Le député populiste néerlandais Geert Wilders parle de "racaille marocaine"

Dutch politician and leader of the Party for Freedom (PVV) Geert Wilders joins with members of the public to be photographed together in the center of Spijkenisse, The Netherlands, 18 February 2017 Copyright de l’image EPA
Image caption Wilder cherchant à imiter Donald Trump est néanmoins en baisse dans les sondages.

Le populiste Néerlandais Geert Wilders a lancé sa campagne pour les élections législatives en s'en prenant aux marocains vivant dans le pays, les traitant de "racaille".

M. Wilders est en tête des sondages concernant les élections législatives du 15 mars, mais a vu son écart se réduire ces dernières semaines.

Il a promis d'interdire l'immigration des personnes musulmanes et la fermeture des mosquées s'il venait à gagner.

Cette invective interviennent deux mois après qu'il ait été condamné par le tribunal pour ses discours haineux s'agissant de sa promesse de réduire le nombre de Marocains dans le pays.

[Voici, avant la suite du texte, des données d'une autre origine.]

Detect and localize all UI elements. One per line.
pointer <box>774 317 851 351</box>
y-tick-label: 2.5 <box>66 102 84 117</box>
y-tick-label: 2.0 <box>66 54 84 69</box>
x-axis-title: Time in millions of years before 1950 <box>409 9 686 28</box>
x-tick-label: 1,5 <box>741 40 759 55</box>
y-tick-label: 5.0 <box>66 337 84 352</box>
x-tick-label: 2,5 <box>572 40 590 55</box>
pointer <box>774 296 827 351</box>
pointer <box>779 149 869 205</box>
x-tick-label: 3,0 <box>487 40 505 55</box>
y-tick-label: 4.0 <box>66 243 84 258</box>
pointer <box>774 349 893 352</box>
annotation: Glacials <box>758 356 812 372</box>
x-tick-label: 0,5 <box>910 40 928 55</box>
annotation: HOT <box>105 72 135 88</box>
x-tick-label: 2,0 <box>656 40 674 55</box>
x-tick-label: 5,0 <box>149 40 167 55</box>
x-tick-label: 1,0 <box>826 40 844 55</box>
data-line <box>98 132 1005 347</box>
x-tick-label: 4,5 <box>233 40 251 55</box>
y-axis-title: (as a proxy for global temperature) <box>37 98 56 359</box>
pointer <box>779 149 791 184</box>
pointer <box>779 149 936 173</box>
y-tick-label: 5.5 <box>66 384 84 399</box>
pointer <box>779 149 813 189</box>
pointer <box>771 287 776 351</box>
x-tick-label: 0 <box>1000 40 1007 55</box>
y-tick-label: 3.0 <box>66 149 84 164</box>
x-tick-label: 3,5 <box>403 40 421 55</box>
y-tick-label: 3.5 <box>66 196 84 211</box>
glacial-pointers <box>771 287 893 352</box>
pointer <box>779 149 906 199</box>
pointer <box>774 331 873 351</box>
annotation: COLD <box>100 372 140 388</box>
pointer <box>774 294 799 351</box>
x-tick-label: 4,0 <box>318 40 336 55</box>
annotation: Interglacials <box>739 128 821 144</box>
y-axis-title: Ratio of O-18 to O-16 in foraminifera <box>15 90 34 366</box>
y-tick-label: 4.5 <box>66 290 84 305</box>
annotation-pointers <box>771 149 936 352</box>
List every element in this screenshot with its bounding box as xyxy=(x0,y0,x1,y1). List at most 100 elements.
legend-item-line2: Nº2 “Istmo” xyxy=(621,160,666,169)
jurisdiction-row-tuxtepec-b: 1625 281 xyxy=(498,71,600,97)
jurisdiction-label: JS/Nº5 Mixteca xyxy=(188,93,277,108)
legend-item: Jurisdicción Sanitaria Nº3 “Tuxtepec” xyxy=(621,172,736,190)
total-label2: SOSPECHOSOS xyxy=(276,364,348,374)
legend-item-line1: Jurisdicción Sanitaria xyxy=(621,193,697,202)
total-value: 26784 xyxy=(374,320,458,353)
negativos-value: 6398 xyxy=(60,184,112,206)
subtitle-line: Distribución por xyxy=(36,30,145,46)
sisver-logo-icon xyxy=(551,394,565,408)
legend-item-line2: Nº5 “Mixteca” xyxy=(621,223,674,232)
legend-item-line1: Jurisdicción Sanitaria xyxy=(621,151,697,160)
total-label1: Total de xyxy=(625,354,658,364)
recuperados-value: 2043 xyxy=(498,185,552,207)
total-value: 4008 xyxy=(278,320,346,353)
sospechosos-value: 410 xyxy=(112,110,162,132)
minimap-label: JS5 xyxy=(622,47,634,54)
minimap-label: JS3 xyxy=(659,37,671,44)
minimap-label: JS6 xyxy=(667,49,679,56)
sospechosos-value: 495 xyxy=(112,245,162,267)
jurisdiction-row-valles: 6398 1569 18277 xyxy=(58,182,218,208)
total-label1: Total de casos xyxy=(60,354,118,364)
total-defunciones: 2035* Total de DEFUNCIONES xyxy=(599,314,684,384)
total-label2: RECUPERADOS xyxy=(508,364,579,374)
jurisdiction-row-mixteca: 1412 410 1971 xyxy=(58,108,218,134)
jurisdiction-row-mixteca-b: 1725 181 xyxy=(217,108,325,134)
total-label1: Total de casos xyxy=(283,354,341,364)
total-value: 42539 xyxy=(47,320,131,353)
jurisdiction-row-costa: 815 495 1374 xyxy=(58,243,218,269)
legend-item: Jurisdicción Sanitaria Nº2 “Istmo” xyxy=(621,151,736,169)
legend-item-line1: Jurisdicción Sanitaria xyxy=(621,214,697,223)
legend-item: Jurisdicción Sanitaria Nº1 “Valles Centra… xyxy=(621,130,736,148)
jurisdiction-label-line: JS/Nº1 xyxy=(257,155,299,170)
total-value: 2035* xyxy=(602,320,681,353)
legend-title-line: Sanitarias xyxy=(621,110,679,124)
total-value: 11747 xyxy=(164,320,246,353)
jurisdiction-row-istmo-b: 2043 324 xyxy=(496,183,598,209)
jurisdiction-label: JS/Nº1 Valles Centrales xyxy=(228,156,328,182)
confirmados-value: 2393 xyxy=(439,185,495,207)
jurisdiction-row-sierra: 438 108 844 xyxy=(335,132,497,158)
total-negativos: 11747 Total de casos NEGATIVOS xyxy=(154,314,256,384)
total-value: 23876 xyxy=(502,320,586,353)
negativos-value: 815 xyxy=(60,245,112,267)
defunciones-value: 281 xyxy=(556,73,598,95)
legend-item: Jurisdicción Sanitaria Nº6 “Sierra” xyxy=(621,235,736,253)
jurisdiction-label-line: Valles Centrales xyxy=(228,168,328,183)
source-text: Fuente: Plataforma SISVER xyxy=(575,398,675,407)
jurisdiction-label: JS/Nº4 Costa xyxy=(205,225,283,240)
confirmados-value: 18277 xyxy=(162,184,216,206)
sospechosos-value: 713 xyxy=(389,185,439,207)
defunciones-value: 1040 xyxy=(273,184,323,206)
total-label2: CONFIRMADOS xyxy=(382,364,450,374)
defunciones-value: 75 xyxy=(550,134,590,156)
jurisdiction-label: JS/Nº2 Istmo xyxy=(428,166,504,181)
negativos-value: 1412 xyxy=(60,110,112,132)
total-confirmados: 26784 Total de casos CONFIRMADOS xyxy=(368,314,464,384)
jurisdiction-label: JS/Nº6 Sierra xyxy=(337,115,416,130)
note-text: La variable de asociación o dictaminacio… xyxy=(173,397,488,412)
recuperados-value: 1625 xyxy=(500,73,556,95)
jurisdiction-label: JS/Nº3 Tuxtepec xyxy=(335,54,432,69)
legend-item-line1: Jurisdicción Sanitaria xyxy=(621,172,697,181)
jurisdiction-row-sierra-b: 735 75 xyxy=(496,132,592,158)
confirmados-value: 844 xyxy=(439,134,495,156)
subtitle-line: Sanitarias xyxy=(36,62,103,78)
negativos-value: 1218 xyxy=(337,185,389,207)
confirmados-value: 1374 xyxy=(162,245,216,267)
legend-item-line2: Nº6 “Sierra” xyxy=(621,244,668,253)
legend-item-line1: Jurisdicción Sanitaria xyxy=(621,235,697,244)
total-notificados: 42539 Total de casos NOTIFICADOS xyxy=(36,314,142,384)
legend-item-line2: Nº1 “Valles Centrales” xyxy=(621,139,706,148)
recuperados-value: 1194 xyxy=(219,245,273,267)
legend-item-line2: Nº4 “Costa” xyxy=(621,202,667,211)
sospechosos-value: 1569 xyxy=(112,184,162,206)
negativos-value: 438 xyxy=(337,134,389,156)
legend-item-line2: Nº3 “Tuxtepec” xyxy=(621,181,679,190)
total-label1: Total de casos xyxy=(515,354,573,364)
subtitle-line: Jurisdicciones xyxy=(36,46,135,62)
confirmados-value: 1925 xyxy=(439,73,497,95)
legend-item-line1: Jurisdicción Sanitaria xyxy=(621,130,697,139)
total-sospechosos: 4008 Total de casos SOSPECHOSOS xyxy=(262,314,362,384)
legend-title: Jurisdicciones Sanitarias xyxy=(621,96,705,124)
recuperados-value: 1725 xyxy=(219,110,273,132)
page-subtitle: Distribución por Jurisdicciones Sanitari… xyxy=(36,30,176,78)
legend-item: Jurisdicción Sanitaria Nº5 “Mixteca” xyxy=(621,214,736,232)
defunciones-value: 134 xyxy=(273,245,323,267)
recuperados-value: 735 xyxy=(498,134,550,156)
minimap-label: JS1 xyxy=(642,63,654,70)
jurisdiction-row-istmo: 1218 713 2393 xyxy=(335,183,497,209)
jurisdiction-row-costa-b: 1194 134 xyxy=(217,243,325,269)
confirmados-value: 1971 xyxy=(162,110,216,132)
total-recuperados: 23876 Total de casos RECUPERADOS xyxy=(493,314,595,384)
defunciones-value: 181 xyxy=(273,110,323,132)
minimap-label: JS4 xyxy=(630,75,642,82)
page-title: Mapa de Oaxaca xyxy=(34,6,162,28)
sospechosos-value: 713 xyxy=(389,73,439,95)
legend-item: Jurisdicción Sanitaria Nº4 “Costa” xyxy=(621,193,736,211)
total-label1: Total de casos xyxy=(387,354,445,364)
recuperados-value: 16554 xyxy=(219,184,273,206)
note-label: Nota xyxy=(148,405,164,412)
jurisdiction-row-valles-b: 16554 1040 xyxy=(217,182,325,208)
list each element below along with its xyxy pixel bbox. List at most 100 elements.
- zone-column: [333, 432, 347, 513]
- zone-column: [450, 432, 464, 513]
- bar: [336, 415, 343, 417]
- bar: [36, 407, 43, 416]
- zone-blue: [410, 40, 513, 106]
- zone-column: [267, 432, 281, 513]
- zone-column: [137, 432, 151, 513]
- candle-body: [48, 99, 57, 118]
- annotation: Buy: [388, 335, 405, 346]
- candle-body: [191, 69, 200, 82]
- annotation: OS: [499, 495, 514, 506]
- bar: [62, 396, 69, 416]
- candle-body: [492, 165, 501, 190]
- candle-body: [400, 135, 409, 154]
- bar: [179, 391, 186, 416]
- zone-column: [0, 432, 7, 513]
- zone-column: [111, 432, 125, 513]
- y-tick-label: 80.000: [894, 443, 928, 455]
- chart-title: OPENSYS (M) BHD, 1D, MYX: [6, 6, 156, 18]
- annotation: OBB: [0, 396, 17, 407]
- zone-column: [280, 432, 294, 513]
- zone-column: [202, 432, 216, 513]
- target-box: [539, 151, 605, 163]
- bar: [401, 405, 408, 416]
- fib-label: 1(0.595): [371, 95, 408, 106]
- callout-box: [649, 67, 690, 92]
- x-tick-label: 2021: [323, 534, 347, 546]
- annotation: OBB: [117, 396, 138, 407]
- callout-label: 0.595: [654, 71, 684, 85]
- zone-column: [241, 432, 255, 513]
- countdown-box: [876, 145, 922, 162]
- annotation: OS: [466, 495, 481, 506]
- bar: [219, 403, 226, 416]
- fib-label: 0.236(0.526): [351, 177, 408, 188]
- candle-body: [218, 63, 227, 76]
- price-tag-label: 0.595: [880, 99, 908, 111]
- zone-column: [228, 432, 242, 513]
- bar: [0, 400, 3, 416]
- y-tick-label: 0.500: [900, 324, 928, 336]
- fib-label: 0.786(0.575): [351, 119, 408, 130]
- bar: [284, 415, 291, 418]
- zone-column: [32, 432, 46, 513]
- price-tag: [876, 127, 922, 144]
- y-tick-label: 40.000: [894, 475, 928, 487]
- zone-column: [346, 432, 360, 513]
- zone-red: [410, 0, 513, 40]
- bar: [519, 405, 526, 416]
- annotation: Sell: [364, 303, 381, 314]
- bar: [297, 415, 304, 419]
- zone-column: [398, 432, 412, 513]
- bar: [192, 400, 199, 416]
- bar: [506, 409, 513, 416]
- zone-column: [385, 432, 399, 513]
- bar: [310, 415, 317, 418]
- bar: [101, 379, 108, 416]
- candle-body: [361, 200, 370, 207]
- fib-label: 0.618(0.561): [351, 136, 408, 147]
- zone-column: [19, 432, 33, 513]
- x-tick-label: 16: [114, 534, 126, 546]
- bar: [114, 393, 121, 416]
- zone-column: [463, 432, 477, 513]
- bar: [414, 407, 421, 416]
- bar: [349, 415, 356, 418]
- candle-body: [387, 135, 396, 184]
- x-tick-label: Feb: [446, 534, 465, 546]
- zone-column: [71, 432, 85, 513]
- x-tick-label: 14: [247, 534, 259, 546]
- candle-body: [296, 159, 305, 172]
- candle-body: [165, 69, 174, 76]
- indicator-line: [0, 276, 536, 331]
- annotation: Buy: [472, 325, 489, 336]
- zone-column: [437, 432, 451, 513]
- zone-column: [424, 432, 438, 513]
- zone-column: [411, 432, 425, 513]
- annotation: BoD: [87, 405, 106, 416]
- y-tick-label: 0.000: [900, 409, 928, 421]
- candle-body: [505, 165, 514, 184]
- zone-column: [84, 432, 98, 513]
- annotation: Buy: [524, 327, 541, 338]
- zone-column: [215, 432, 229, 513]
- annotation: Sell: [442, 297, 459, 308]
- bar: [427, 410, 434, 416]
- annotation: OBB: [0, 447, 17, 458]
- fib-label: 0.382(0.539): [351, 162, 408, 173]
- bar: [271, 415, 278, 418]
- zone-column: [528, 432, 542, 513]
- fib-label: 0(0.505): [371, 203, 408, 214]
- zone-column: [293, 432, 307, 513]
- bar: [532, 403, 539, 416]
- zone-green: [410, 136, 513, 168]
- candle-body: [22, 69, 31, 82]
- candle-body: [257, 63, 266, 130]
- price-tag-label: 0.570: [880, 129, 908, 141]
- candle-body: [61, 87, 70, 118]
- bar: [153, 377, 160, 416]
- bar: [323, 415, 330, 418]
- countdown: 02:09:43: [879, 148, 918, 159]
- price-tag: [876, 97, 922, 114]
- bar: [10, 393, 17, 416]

Geert Wilders s'est adressé à ses partisans samedi lors d'un meeting particulièrement sécurisé, dans le fief de Spijkenisse, une localité diversifiée en terme d'ethnie près de Rotterdam.

"Il y a beaucoup de racailles marocaines en Hollande qui rendent les rues dangereuses", a-t-il déclaré. "Si vous voulez regagner votre pays, rendre les Pays-Bas aux Hollandais, alors vous ne pouvez que voter pour notre parti."

Il a tout de même souligné que les marocains ne sont "pas tous des racailles".

Selon le recensement de 2011, il y avait plus de 167 000 résidents marocains aux Pays-Bas, constituant le troisième groupe de résidents hors UE. Un chiffre qui ne tient pas compte des Marocains de deuxième ou de troisième génération.

Quelques dizaines de partisans de Geert Wilders se sont retrouvés à Spijkenisse samedi matin, tout comme un petit groupe de manifestants.

"Les choses qu'il promet de faire sont très effrayantes", a déclaré à l'Associated Press une des manifestantes.

"Beaucoup de gens s'y sont habitués et ils ne protestent plus. Je pense qu'il est important que les gens donnent de la voix, qu'il montrent qu'ils sont en désaccord avec ce qu'il se passe. Il s'agit aussi de rencontrer des gens qui votent pour lui. "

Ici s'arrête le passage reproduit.